Montgomery knows that, and so after getting that first strike against Álvarez, he wasn’t throwing anything else. On 2-1, Montgomery threw a curve toward the bottom of the strike zone; Álvarez swung over it. The next pitch was a bouncer, nowhere close to the plate, and it left Álvarez flailing, looking less like one of the best hitters in the world than a guy who was utterly perplexed by what he was seeing.
Three at-bats. Three strikeouts swinging to end the inning. And one gift of a performance, to both the Rangers and his family.
On Saturday, Montgomery’s wife, McKenzie, celebrated her birthday. And on Sunday, it was his father’s, and Jim had been asking for a playoff win as the perfect present. An ALCS win against a future Hall of Famer sufficed.
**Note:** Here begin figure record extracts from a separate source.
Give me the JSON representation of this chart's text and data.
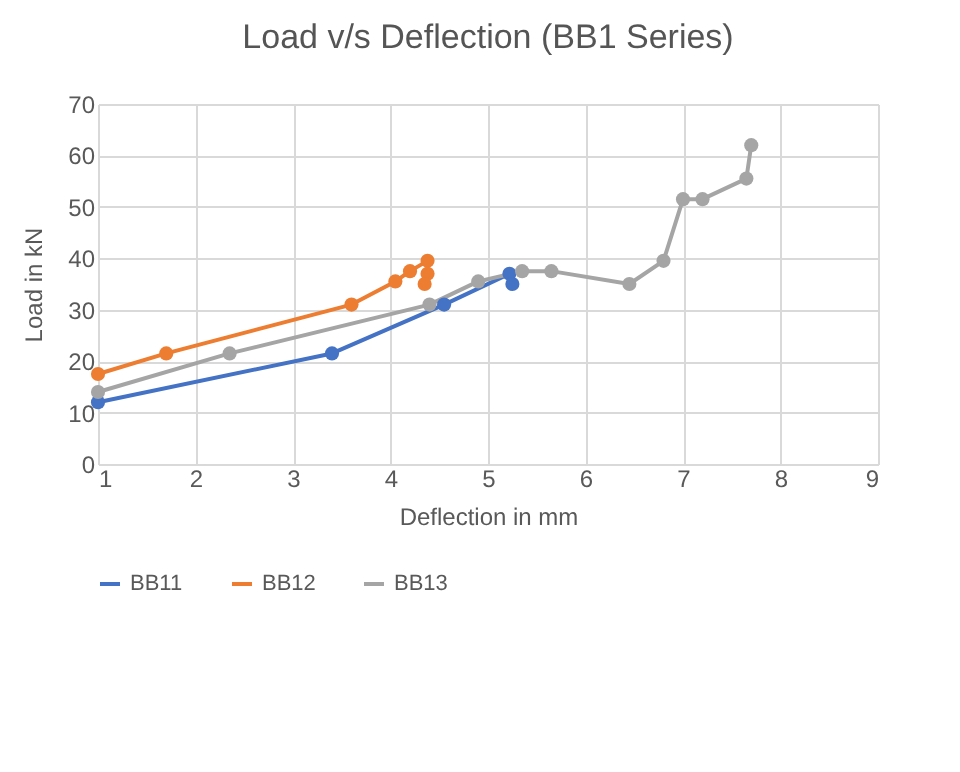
{
  "chart_data": {
    "type": "line",
    "title": "Load v/s Deflection (BB1 Series)",
    "xlabel": "Deflection in mm",
    "ylabel": "Load in kN",
    "xlim": [
      1,
      9
    ],
    "xticks": [
      1,
      2,
      3,
      4,
      5,
      6,
      7,
      8,
      9
    ],
    "ylim": [
      0,
      70
    ],
    "yticks": [
      0,
      10,
      20,
      30,
      40,
      50,
      60,
      70
    ],
    "grid": true,
    "legend": "bottom",
    "marker": "circle",
    "line_style": "solid",
    "series": [
      {
        "name": "BB11",
        "color": "#4472c4",
        "x": [
          1,
          3.4,
          4.55,
          5.22,
          5.25
        ],
        "values": [
          12,
          21.5,
          31,
          37,
          35
        ]
      },
      {
        "name": "BB12",
        "color": "#ed7d31",
        "x": [
          1,
          1.7,
          3.6,
          4.05,
          4.2,
          4.38,
          4.38,
          4.35
        ],
        "values": [
          17.5,
          21.5,
          31,
          35.5,
          37.5,
          39.5,
          37,
          35
        ]
      },
      {
        "name": "BB13",
        "color": "#a5a5a5",
        "x": [
          1,
          2.35,
          4.4,
          4.9,
          5.35,
          5.65,
          6.45,
          6.8,
          7,
          7.2,
          7.65,
          7.7
        ],
        "values": [
          14,
          21.5,
          31,
          35.5,
          37.5,
          37.5,
          35,
          39.5,
          51.5,
          51.5,
          55.5,
          62
        ]
      }
    ]
  }
}
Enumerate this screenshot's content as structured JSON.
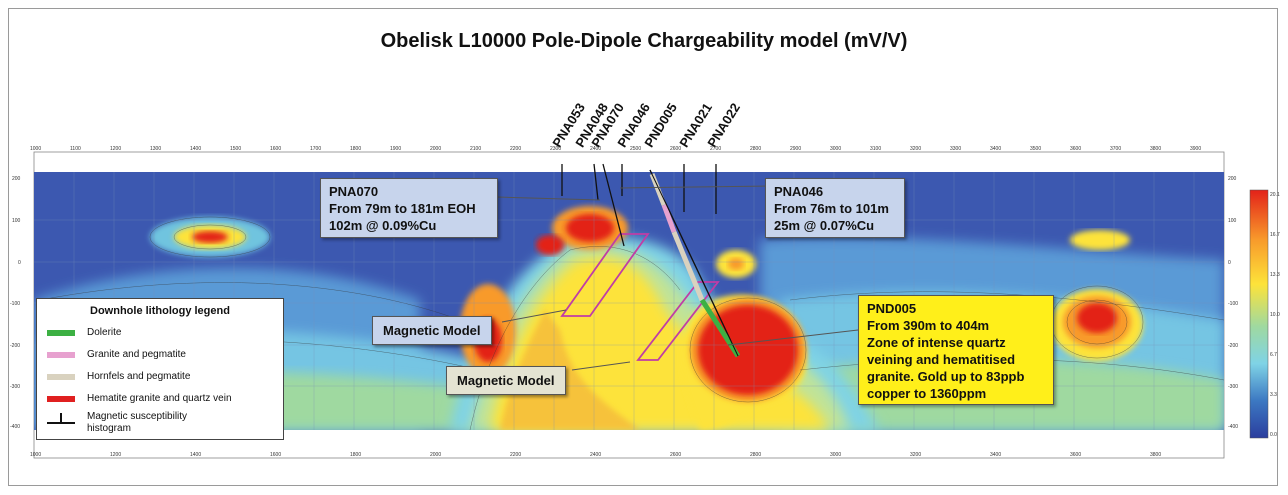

Montgomery isn’t done. He’ll likely start another game this series, when he’ll line up against Verlander again. He’ll go through the meticulous pregame routine of plyoball drills that his coach, Tyler Zombro, taught him at Tread — the ones that help him find consistency in his delivery and conviction in his movement. He’ll get together with Heim and his pitching coach, Mike Maddux, with whom he vibed almost immediately after arriving, and he’ll game plan.
And then he’ll try to keep doing exactly what he has done all postseason and what he hopes to do all the way through the World Series: spin ’em to death.